×

Szczena z „Chłopaków do wzięcia” pokazał dziecko. W sieci zawrzało!

Szczena z „Chłopaków do wzięcia” pokazał dziecko i… przeraził internautów. W sieci zawrzało od negatywnych komentarzy. Obok życzeń popłynęły gorzkie słowa, pełne niepokoju o losy Marcelka.

Szczena z „Chłopaków do wzięcia” pokazał dziecko

Na hasło „Szczena” lub „Ryszard, ty draniu, oddaj rower”, każdy fan programu „Chłopaki do wzięcia” doskonale wie o kogo chodzi. Pseudonim zyskał nie przez przypadek. Szczena wielokrotnie gubił zęby podczas bójek lub z powodu upojenia alkoholowego. Nawet zęby, które wstawiono mu za darmo w więzieniu, przepadły. Bo hulaszczy tryb życia, bezrobocie, pobyt w kryminale i nadużywanie alkoholu, to codzienność dla bohatera polsatowskiego programu.

Do tego dochodzi przemoc wobec partnerki. Zresztą i Joanna Wielocha do tej pory nie pozostawała dłużna Ryszardowi. Ich związek należał do bardzo burzliwych. W tle awantury i alkohol. W takich warunkach para poczęła Marcelka. Dlatego wiadomość o tym, że chłopiec przyszedł na świat, choć radosna, nie spotkała się z entuzjazmem wszystkich fanów programu.

Burza w komentarzach

Najpierw w sieci pojawiły się pogłoski o tym, że Joanna i Ryszard znowu się rozstali i kobieta trafiła do ośrodka dla samotnych mam. Ta informacja zbulwersowała internautów tym bardziej, że Szczena ma już jedno dziecko, ale się nim nie zajmuje. Czyżby tak samo chciał postąpić i tym razem?

Gdy pochwalił się narodzinami synka, wywołał falę komentarzy. Widzowie są przerażeni tym, jaki los czeka Marcelka przy rodzicach takich jak Joanna i Ryszard. Doskonale wiedzą, w jakich warunkach mieszka para i pamiętają, jak zachowywali się w programie.

Alkoholizm, recydywa, patologia, brak podstawowych warunków do rozwoju dziecka. Szkoda malucha

Dumni byliście jak cholera, że chlejecie dyktę, do roboty żadne się nie garnęło, a w domu bałagan i brud!

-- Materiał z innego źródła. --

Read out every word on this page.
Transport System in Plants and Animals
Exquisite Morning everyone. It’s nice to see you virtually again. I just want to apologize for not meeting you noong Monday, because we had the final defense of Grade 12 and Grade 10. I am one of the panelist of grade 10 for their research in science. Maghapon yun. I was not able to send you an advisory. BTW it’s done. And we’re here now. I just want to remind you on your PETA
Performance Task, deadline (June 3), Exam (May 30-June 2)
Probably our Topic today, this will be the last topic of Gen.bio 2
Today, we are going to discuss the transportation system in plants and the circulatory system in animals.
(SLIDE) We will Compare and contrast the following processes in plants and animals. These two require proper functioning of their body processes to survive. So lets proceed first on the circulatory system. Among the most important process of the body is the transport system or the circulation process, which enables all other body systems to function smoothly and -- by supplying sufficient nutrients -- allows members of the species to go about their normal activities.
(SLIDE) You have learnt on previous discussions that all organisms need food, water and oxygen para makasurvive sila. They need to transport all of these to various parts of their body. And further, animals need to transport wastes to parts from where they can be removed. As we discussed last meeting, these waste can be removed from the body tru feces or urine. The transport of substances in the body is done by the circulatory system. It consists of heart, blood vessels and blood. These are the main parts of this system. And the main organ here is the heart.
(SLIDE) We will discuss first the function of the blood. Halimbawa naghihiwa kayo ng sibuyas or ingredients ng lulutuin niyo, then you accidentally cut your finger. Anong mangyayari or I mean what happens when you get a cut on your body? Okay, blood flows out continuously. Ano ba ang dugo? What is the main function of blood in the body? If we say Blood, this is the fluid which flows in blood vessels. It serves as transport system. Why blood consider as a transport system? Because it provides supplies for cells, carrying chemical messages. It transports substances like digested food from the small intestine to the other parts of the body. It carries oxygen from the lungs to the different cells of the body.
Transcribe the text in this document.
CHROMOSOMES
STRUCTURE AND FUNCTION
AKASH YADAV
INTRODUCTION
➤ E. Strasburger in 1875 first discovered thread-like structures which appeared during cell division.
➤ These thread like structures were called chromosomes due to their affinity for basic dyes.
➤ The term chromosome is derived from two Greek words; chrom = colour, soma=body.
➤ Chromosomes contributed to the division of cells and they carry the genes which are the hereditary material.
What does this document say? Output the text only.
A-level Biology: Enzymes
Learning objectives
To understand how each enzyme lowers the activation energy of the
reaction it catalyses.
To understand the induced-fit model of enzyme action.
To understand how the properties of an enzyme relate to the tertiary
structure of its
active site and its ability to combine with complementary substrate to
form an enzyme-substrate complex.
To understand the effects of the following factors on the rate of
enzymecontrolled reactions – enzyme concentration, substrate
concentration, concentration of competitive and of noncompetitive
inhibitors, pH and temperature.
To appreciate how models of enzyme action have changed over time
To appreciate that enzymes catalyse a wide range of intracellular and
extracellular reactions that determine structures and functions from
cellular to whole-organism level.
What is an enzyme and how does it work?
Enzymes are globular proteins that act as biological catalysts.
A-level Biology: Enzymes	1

Mam nadzieję że tym maleństwem zajmą się odpowiednie służby, wyrwą z patologicznych warunków i znajdą prawdziwy kochający dom

– piszą internauci.

Gdy jedna z internautek zapytała:

Czy ten maluszek będzie wychowywał się w tych warunkach mieszkaniowych, które zostały pokazane w programie?

Otrzymała odpowiedź od Joasi Wielochy. Ale pewnie nie takiej się spodziewała…

Co ciebie to obchodzi, ciekawska jesteś w ch*j, zajmij się swoim życiem, a nie w nasze życie wchodzisz. Nie masz nic do roboty, żegnam

– napisała kobieta.

Jaka przyszłość czeka małego Marcelka?